I agree with [Ruby] wholeheartedly on one point: The traditional restaurant critic is not dead—though I think the wise critics will respond to the Internet era by retooling themselves more as teachers rather than stubbornly digging the trenches to defend their traditional turf. This battle is not one of content, but of exposure and access. Good, knowledgeable food writers will always draw the most readers. The difference is that they no longer need the backing of an editorial board to make it happen.
DOMINIC ARMATO Phoenix, Arizona
Had dinner tonight at a Thai place. It was awful. Checking various online “reviews” from random nobodies, I was amused to see that I’d just eaten in Seattle’s “best ever,” “never going to eat Thai anywhere else,” and “AWESOME!!” restaurant. Lesson learned? Random people don’t know the difference between terrifically prepared Thai food and a lukewarm plate of overcooked crap. I’ll put my faith in the pros over the masses anytime. At least they have a reputation to uphold.
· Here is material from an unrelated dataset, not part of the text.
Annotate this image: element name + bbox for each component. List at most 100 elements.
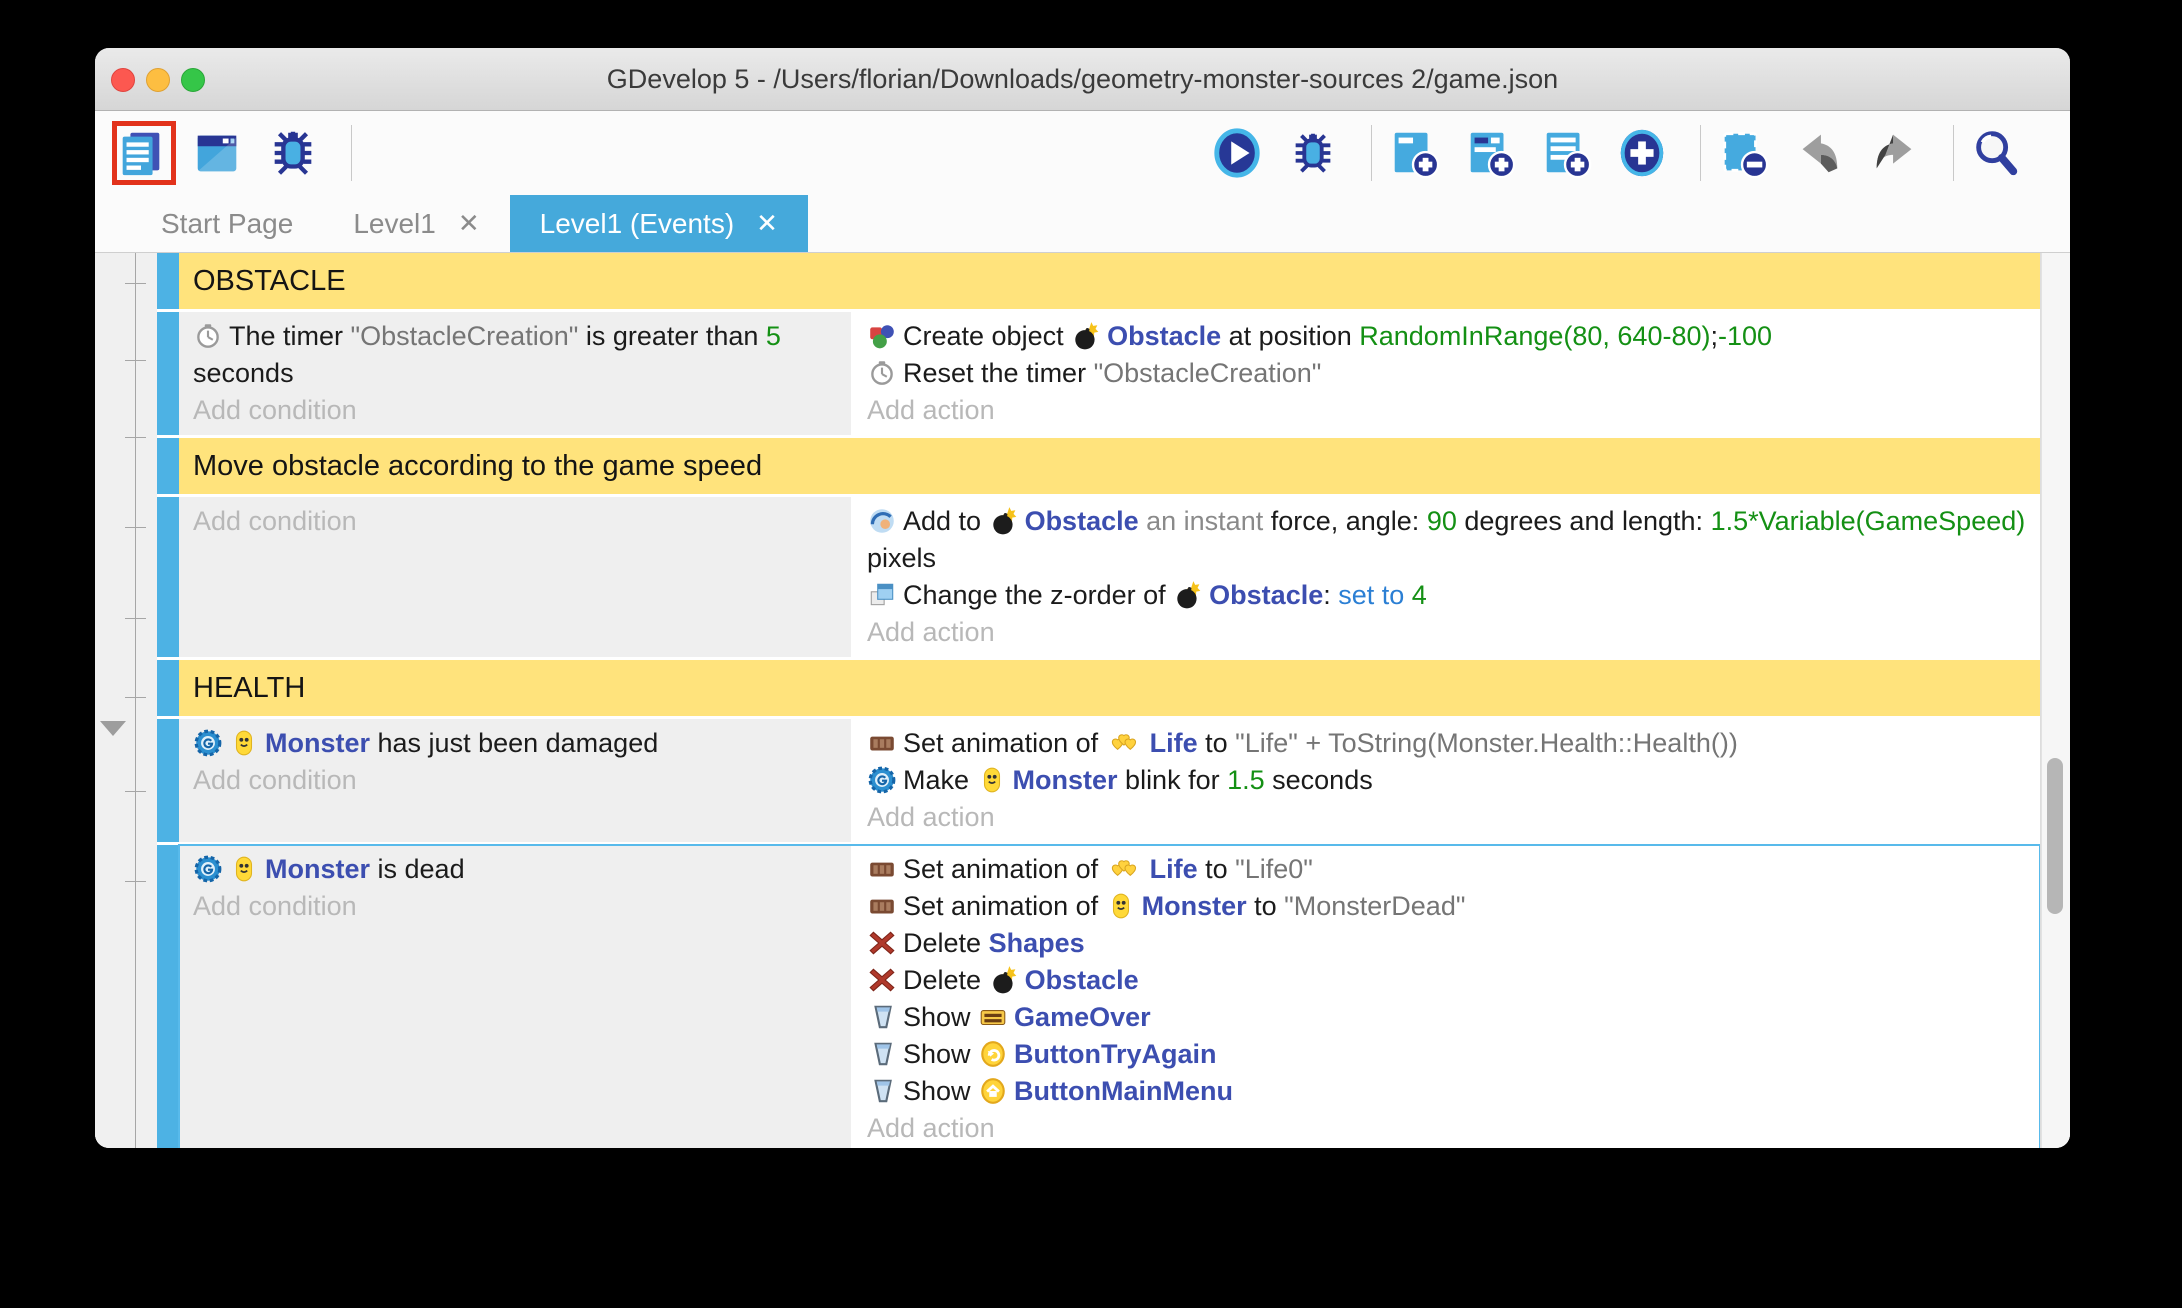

DUNCAN HOWARD SEATTLE, Washington
CHICAGO ASKS, FACEBOOK RESPONDS
“What’s your favorite building in Chicago?”
Sears (Willis) Tower. Every time I came home from deployment to another country, I always was looking for the tower in the distance!
—RICHARD URBAN
I have a new favorite every time I go to Chicago. Great architecture. Beautiful city!
—SUSAN PERKINS
Sears Tower, Standard Oil Bldg and of course, Marshall Fields on State Street. Nuff said . . .
—TOM O’TOOLE
Carbon & Carbide, Tribune Tower, Wrigley Building, Civic Opera . . . in that order. 🙂
—DAYNA SCHICKEDANZ
Monadnock, you poseurs.
—JOE CARUSO
The Chicago Temple Building is impressive, but I’ll go with Trump bc i got engaged there.
—ZACH UTTICH
My favorite is Trump Tower. That building is fantastic.
—JERRY SKOVIE
United Center! Go Bulls!
—MAESTRO ELMELLIO
ON CALLING IT THE SEARS TOWER
We retain original business names, just as we keep our own names instead of changing them every time we move or get a new job, because we need to remember who we are and where we came from. Building names are part of a city’s identity, developed over decades or centuries. History trumps vanity every time, as well it should.
—WEBDIVA
For our list of Chicago’s top 40 architectural wonders, go to chicagomag.com/40buildings.
CORRECTIONS
>> In our October 2010 ranking of public elementary schools [Winning Combinations], we failed to include the two schools from Avoca School District 37 in the Cook County charts. Avoca West Elementary School in Glenview should have been ranked fourth, and Marie Murphy School in Wilmette should have been ranked seventh. We have updated the online version of the school charts at chicagomag.com/cookcoschools to correct that oversight.
>> The list of Chicago’s OMG moments [“Mouth Wide Open,” Top 40, November] incorrectly stated that the White Sox sported uniforms with shorts only once, in a game against the Kansas City Royals. The team actually wore the shorts three times during the 1976 season.